Block Booking - The System's Growth and Demise

The System's Growth and Demise

With Hollywood's conversion to sound film in the late 1920s, block booking increasingly became standard practice: in order to get access to a studio's attractive A pictures, many theaters were obliged to rent the company's entire output for a season. Paramount Pictures President Adolph Zukor obtained the Paramount-Publix chains of theaters that totaled in 1,200 screens, and insisted that the exhibitors and independent theaters sign a contract with their company if they wanted the exclusive, top-of-the-line Paramount productions. With a whole season's worth of films offered up on an all-or-nothing basis, theaters weren't just bidding on movies they hadn't seen, but on many movies not yet even made. This was also called "blind-bidding" because, other than knowing the genre, the actors and actresses, and a brief overview of the plot, the exhibitors knew nothing about the films they were acquiring. In one case, Zukor had pressured theater operators to buy a block of one hundred and four films each year and forced them to show two films per week, for fifty-two consecutive weeks. With the B movies—less expensively produced films intended to run as the lower half of double features—rented at a flat fee (rather than the box office percentage basis of A films), rates could be set that essentially guaranteed the profitability of every B movie. Block booking and blind bidding meant that the majors didn't have to worry over much about the quality of these B pictures:

Knowing that even the poorest picture would find an outlet, the studios could operate at full capacity. In the process, the majors shifted the risks of production financing to the independent exhibitor. The long-term effects of the policy also stifled competition by foreclosing the market to independent producers and distributors. In short, block booking allowed the majors to wrest the greatest amount of profits from the marketplace.

Along with the blocks of features, exhibitors were required to take the major's shorts as well—a practice known as full-line forcing. The smaller Hollywood studios—known collectively as Poverty Row—didn't have the big pictures with A-list stars that would have allowed them to compel theater owners to directly block book. Instead, they mostly sold exclusive regional distribution rights to so-called states' rights firms. These distributors in turn marketed blocks of movies to exhibitors, typically six or more pictures featuring the same star (given that the films' source was Poverty Row, a relatively minor star). In July 1938, the Justice Department's antitrust division filed a suit, United States v. Paramount Pictures, Inc. et al., charging the eight major Hollywood studios with violating the Sherman Antitrust Act.

The Sherman Trust Act of 1890 controlled the interstate commerce with different trust-busting provisions and were brought to bear against studio system monopolistic activities. Block booking and blind bidding were at the heart of the practices charged as illegally monopolistic. The Department of Justice field suit against the distribution arms of Hollywood studios in the Famous Players-Lasky antitrust case of 1928. The Department of Justice charged the ten entities that controlled ninety eight percent of the domestic theatrical distribution. Appeals were filed and the studios were able to prevent charges from being followed through until 1929, due to the collapse of the stock market and the Great Depression happening at the same time, making this issue moot. The major studios controlled the programming of their theaters and also has negotiated wide-ranging distribution deals that constricted the financial state of independent theaters.

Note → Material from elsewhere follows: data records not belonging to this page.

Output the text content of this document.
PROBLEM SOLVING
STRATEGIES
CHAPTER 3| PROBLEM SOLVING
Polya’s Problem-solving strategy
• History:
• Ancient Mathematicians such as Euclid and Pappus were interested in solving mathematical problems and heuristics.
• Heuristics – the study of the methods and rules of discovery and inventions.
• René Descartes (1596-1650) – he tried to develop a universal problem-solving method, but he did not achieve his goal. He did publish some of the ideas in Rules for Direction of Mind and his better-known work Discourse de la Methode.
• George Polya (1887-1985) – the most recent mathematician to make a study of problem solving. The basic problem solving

On October 29, 1940, the Big Five studios (Loews/MGM, Paramount, 20th Century-Fox, Warner Bros.-First National, and RKO—the majors that owned large theater chains) signed a consent decree in an attempt to settle the case. It provided, among other things, that "block booking would continue, but in blocks no larger than five films; trade shows would be held regularly to provide exhibitors with advance screenings; forcing of shorts and newsreels was banned." Because the decree was forged after the September 1 beginning of the 1940–41 exhibition season, the new blocks-of-five arrangement did not go into effect until the 1941–42 season. When the consent decree lapsed in 1942, most of the majors continued with blocks of five, though MGM went with blocks of twelve for two years. In contrast, Warner Bros. abandoned blocks altogether in 1943. The practice was entirely outlawed by the Supreme Court's 1948 decision, United States v. Paramount et al., against the studios in the Paramount antitrust case.

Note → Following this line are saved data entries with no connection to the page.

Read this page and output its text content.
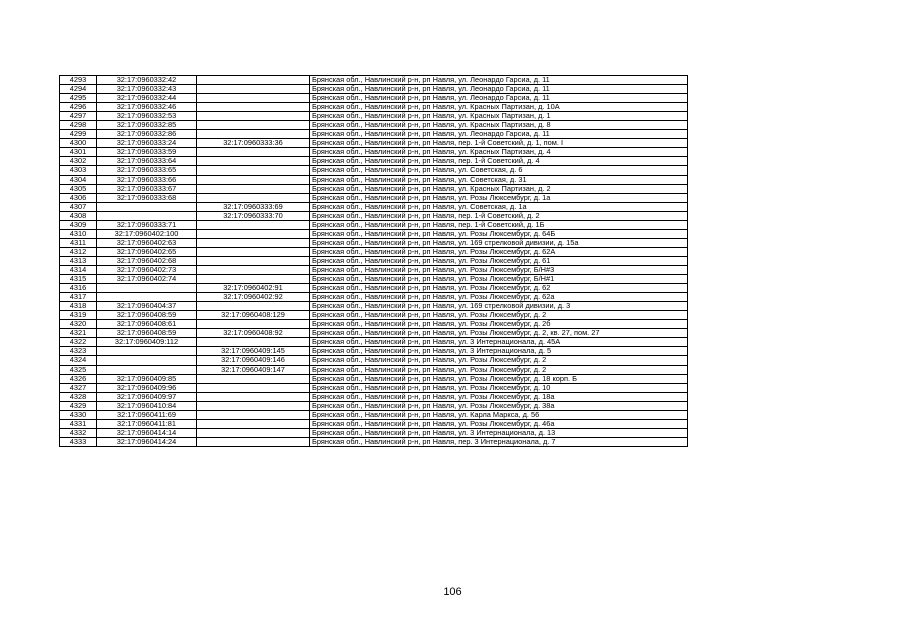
4293	32:17:0960332:42		Брянская обл., Навлинский р-н, рп Навля, ул. Леонардо Гарсиа, д. 11
4294	32:17:0960332:43		Брянская обл., Навлинский р-н, рп Навля, ул. Леонардо Гарсиа, д. 11
4295	32:17:0960332:44		Брянская обл., Навлинский р-н, рп Навля, ул. Леонардо Гарсиа, д. 11
4296	32:17:0960332:46		Брянская обл., Навлинский р-н, рп Навля, ул. Красных Партизан, д. 10А
4297	32:17:0960332:53		Брянская обл., Навлинский р-н, рп Навля, ул. Красных Партизан, д. 1
4298	32:17:0960332:85		Брянская обл., Навлинский р-н, рп Навля, ул. Красных Партизан, д. 8
4299	32:17:0960332:86		Брянская обл., Навлинский р-н, рп Навля, ул. Леонардо Гарсиа, д. 11
4300	32:17:0960333:24	32:17:0960333:36	Брянская обл., Навлинский р-н, рп Навля, пер. 1-й Советский, д. 1, пом. I
4301	32:17:0960333:59		Брянская обл., Навлинский р-н, рп Навля, ул. Красных Партизан, д. 4
4302	32:17:0960333:64		Брянская обл., Навлинский р-н, рп Навля, пер. 1-й Советский, д. 4
4303	32:17:0960333:65		Брянская обл., Навлинский р-н, рп Навля, ул. Советская, д. 6
4304	32:17:0960333:66		Брянская обл., Навлинский р-н, рп Навля, ул. Советская, д. 31
4305	32:17:0960333:67		Брянская обл., Навлинский р-н, рп Навля, ул. Красных Партизан, д. 2
4306	32:17:0960333:68		Брянская обл., Навлинский р-н, рп Навля, ул. Розы Люксембург, д. 1а
4307		32:17:0960333:69	Брянская обл., Навлинский р-н, рп Навля, ул. Советская, д. 1а
4308		32:17:0960333:70	Брянская обл., Навлинский р-н, рп Навля, пер. 1-й Советский, д. 2
4309	32:17:0960333:71		Брянская обл., Навлинский р-н, рп Навля, пер. 1-й Советский, д. 1Б
4310	32:17:0960402:100		Брянская обл., Навлинский р-н, рп Навля, ул. Розы Люксембург, д. 64Б
4311	32:17:0960402:63		Брянская обл., Навлинский р-н, рп Навля, ул. 169 стрелковой дивизии, д. 15а
4312	32:17:0960402:65		Брянская обл., Навлинский р-н, рп Навля, ул. Розы Люксембург, д. 62А
4313	32:17:0960402:68		Брянская обл., Навлинский р-н, рп Навля, ул. Розы Люксембург, д. 61
4314	32:17:0960402:73		Брянская обл., Навлинский р-н, рп Навля, ул. Розы Люксембург, Б/Н#3
4315	32:17:0960402:74		Брянская обл., Навлинский р-н, рп Навля, ул. Розы Люксембург, Б/Н#1
4316		32:17:0960402:91	Брянская обл., Навлинский р-н, рп Навля, ул. Розы Люксембург, д. 62
4317		32:17:0960402:92	Брянская обл., Навлинский р-н, рп Навля, ул. Розы Люксембург, д. 62а
4318	32:17:0960404:37		Брянская обл., Навлинский р-н, рп Навля, ул. 169 стрелковой дивизии, д. 3
4319	32:17:0960408:59	32:17:0960408:129	Брянская обл., Навлинский р-н, рп Навля, ул. Розы Люксембург, д. 2
4320	32:17:0960408:61		Брянская обл., Навлинский р-н, рп Навля, ул. Розы Люксембург, д. 2б
4321	32:17:0960408:59	32:17:0960408:92	Брянская обл., Навлинский р-н, рп Навля, ул. Розы Люксембург, д. 2, кв. 27, пом. 27
4322	32:17:0960409:112		Брянская обл., Навлинский р-н, рп Навля, ул. 3 Интернационала, д. 45А
4323		32:17:0960409:145	Брянская обл., Навлинский р-н, рп Навля, ул. 3 Интернационала, д. 5
4324		32:17:0960409:146	Брянская обл., Навлинский р-н, рп Навля, ул. Розы Люксембург, д. 2
4325		32:17:0960409:147	Брянская обл., Навлинский р-н, рп Навля, ул. Розы Люксембург, д. 2
4326	32:17:0960409:85		Брянская обл., Навлинский р-н, рп Навля, ул. Розы Люксембург, д. 18 корп. Б
4327	32:17:0960409:96		Брянская обл., Навлинский р-н, рп Навля, ул. Розы Люксембург, д. 10
4328	32:17:0960409:97		Брянская обл., Навлинский р-н, рп Навля, ул. Розы Люксембург, д. 18а
4329	32:17:0960410:84		Брянская обл., Навлинский р-н, рп Навля, ул. Розы Люксембург, д. 38а
4330	32:17:0960411:69		Брянская обл., Навлинский р-н, рп Навля, ул. Карла Маркса, д. 56
4331	32:17:0960411:81		Брянская обл., Навлинский р-н, рп Навля, ул. Розы Люксембург, д. 46а
4332	32:17:0960414:14		Брянская обл., Навлинский р-н, рп Навля, ул. 3 Интернационала, д. 13
4333	32:17:0960414:24		Брянская обл., Навлинский р-н, рп Навля, пер. 3 Интернационала, д. 7
106
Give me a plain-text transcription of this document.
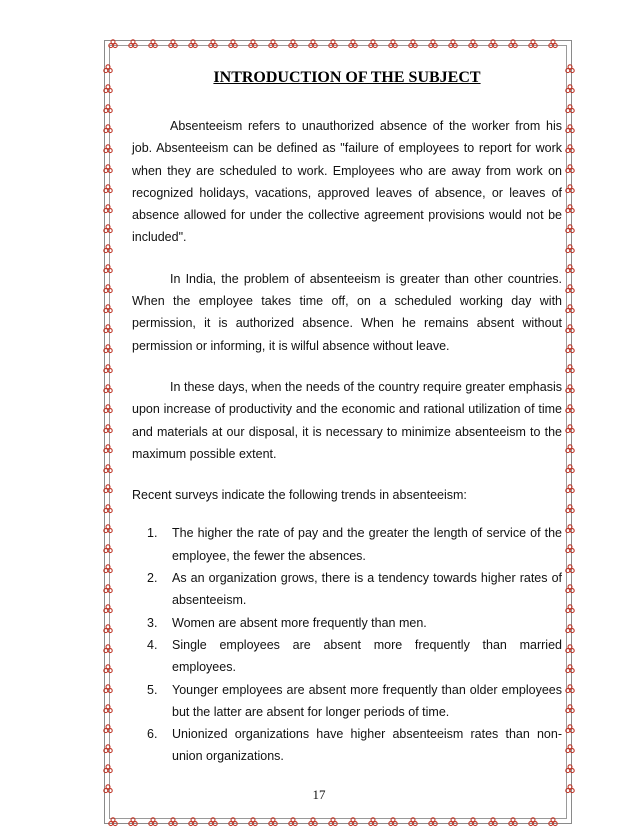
INTRODUCTION OF THE SUBJECT

Absenteeism refers to unauthorized absence of the worker from his job. Absenteeism can be defined as "failure of employees to report for work when they are scheduled to work. Employees who are away from work on recognized holidays, vacations, approved leaves of absence, or leaves of absence allowed for under the collective agreement provisions would not be included".

In India, the problem of absenteeism is greater than other countries. When the employee takes time off, on a scheduled working day with permission, it is authorized absence. When he remains absent without permission or informing, it is wilful absence without leave.

In these days, when the needs of the country require greater emphasis upon increase of productivity and the economic and rational utilization of time and materials at our disposal, it is necessary to minimize absenteeism to the maximum possible extent.

Recent surveys indicate the following trends in absenteeism:

1. The higher the rate of pay and the greater the length of service of the employee, the fewer the absences.
2. As an organization grows, there is a tendency towards higher rates of absenteeism.
3. Women are absent more frequently than men.
4. Single employees are absent more frequently than married employees.
5. Younger employees are absent more frequently than older employees but the latter are absent for longer periods of time.
6. Unionized organizations have higher absenteeism rates than non-union organizations.
17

In concurrence with decisions held by the lower courts, the Supreme Court ruled that all of the major movie studios had prevented domestic and foreign competition through their control over theaters. In its 1948 decision, the Supreme Court ordered the elimination of block booking and demanded a separation of theater holdings from production and distribution. Without control over block booking, studios feared that they could no longer force theaters to buy up to 400 movies each year. In anticipation of mass profit-loss, studios cut production schedules and terminated contracts with actors, producers, directors and other staff. Newly unemployed artists began pursuing careers in television. As popular movie actors transitioned from the silver screen to the television screen, viewers followed their favorite artists to the new medium. In 1951, almost all cities with television stations saw a significant increase in movie theater closures corresponding with a simultaneous increase in television viewership. The substantial rise in television’s popularity during the 1950s can be largely attributed to the Supreme Court’s decision to outlaw block booking.